Ton écriture de gauchère. Rapide et tordue. Tu me demandes si ça va.Te répondre est facile, j’aperçois toujours les mêmes prédateurs, les mêmes gens. Qui se dévorent les uns les autres. Dans la vase. »
En recopiant ici les trois dernières phrases du poème, je pense à ces visages de chefs d’Etat et de ministres qui tournent en boucle sur les écrans, en France et en Europe. Leurs gueules d’insatiables prédateurs, dont je ne veux pas reproduire les photos. Et je relis ce qu’écrivait une amie psychanalyste à ce sujet : «Si Dieu n’existe pas, si il n’y a pas de maître, si les parents n’assurent pas un cachou ça ne sert à rien de rajouter des couches et des couches de «vernis» idéal non plus, tout ça pour ne pas regarder ce réel en face… et ne pas reconnaître notre fragilité de structure (humains, en proie à la douleur d’exister et donc d’être mortels). A force d’en appeler à un Autre tout puissant, qui n’est qu’un fantasme infantile, à force de rêver d’un sauveur collectif ou individuel qui détiendrait la Vérité, c’est le maître qui se prend pour le maître qu’on convoque, appelons ça vouloir la dictature… se la prendre dans la figure, comme vouloir un suicide collectif, comme céder à ce penchant mélancolique …. On sait pourtant que l’issue mortelle est au bout. Alors pourquoi ne pas la tenir à distance et se recentrer sur la vie, même dure, et moins pleurer sur notre sort tels des enfants abandonnés.»

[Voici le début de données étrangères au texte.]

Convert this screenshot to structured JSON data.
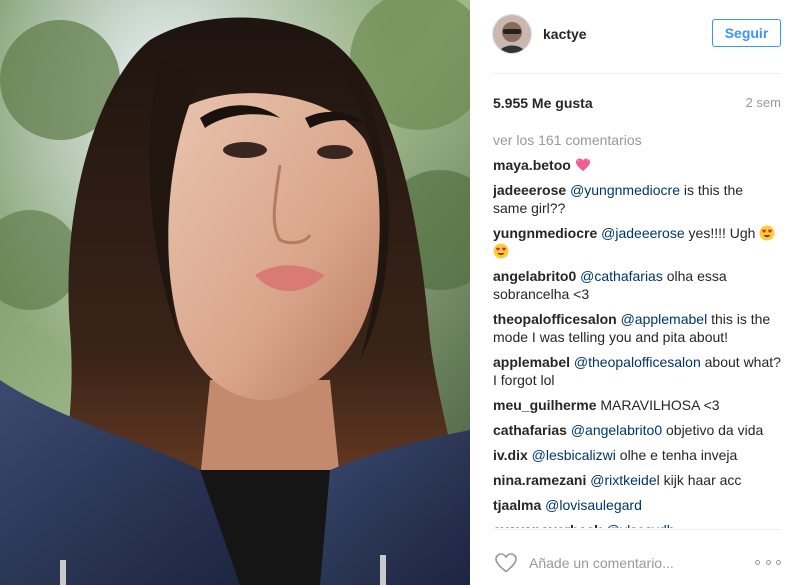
{
  "post": {
    "username": "kactye",
    "follow_label": "Seguir",
    "likes": "5.955 Me gusta",
    "time_ago": "2 sem",
    "view_all": "ver los 161 comentarios",
    "comments": [
      {
        "user": "maya.betoo",
        "parts": [],
        "emoji": [
          "sparkling-heart"
        ]
      },
      {
        "user": "jadeeerose",
        "parts": [
          {
            "t": "@yungnmediocre",
            "m": true
          },
          {
            "t": " is this the same girl??"
          }
        ]
      },
      {
        "user": "yungnmediocre",
        "parts": [
          {
            "t": "@jadeeerose",
            "m": true
          },
          {
            "t": " yes!!!! Ugh "
          }
        ],
        "emoji": [
          "heart-eyes",
          "heart-eyes"
        ]
      },
      {
        "user": "angelabrito0",
        "parts": [
          {
            "t": "@cathafarias",
            "m": true
          },
          {
            "t": " olha essa sobrancelha <3"
          }
        ]
      },
      {
        "user": "theopalofficesalon",
        "parts": [
          {
            "t": "@applemabel",
            "m": true
          },
          {
            "t": " this is the mode I was telling you and pita about!"
          }
        ]
      },
      {
        "user": "applemabel",
        "parts": [
          {
            "t": "@theopalofficesalon",
            "m": true
          },
          {
            "t": " about what? I forgot lol"
          }
        ]
      },
      {
        "user": "meu_guilherme",
        "parts": [
          {
            "t": "MARAVILHOSA <3"
          }
        ]
      },
      {
        "user": "cathafarias",
        "parts": [
          {
            "t": "@angelabrito0",
            "m": true
          },
          {
            "t": " objetivo da vida"
          }
        ]
      },
      {
        "user": "iv.dix",
        "parts": [
          {
            "t": "@lesbicalizwi",
            "m": true
          },
          {
            "t": " olhe e tenha inveja"
          }
        ]
      },
      {
        "user": "nina.ramezani",
        "parts": [
          {
            "t": "@rixtkeidel",
            "m": true
          },
          {
            "t": " kijk haar acc"
          }
        ]
      },
      {
        "user": "tjaalma",
        "parts": [
          {
            "t": "@lovisaulegard",
            "m": true
          }
        ]
      },
      {
        "user": "evavanoverbeek",
        "parts": [
          {
            "t": "@ylsesydh",
            "m": true
          }
        ]
      }
    ],
    "comment_placeholder": "Añade un comentario..."
  },
  "colors": {
    "accent": "#3897f0",
    "mention": "#003569",
    "muted": "#999999"
  },
  "icons": {
    "like": "heart-outline-icon",
    "more": "more-options-icon"
  }
}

Je crois qu’avec ces deux chemins – la poésie directe et le journalisme documentaire – on pourrait s’approcher au plus près de l’humain. Du réel humain. Je pense à ce film documentaire dont l’ami René Diaz m’avait offert le DVD : Bi kheresko bi limoresko – Sant toit ni tombe, réalisé par Marilou Terrien et Thibault Datry en 2011. Plusieurs femmes roms, mères de famille, y racontent leurs parcours d’exil depuis le Kosovo ou la Roumanie. Au milieu du film, il y a cette très belle phrase de Rajko Duric, un écrivain rom de Belgrade : « La destinée rromani et la destinée humaine ne sont que variantes l’une de l’autre, car ni l’une ni l’autre n’a encore trouvé sa vraie place dans l’univers.»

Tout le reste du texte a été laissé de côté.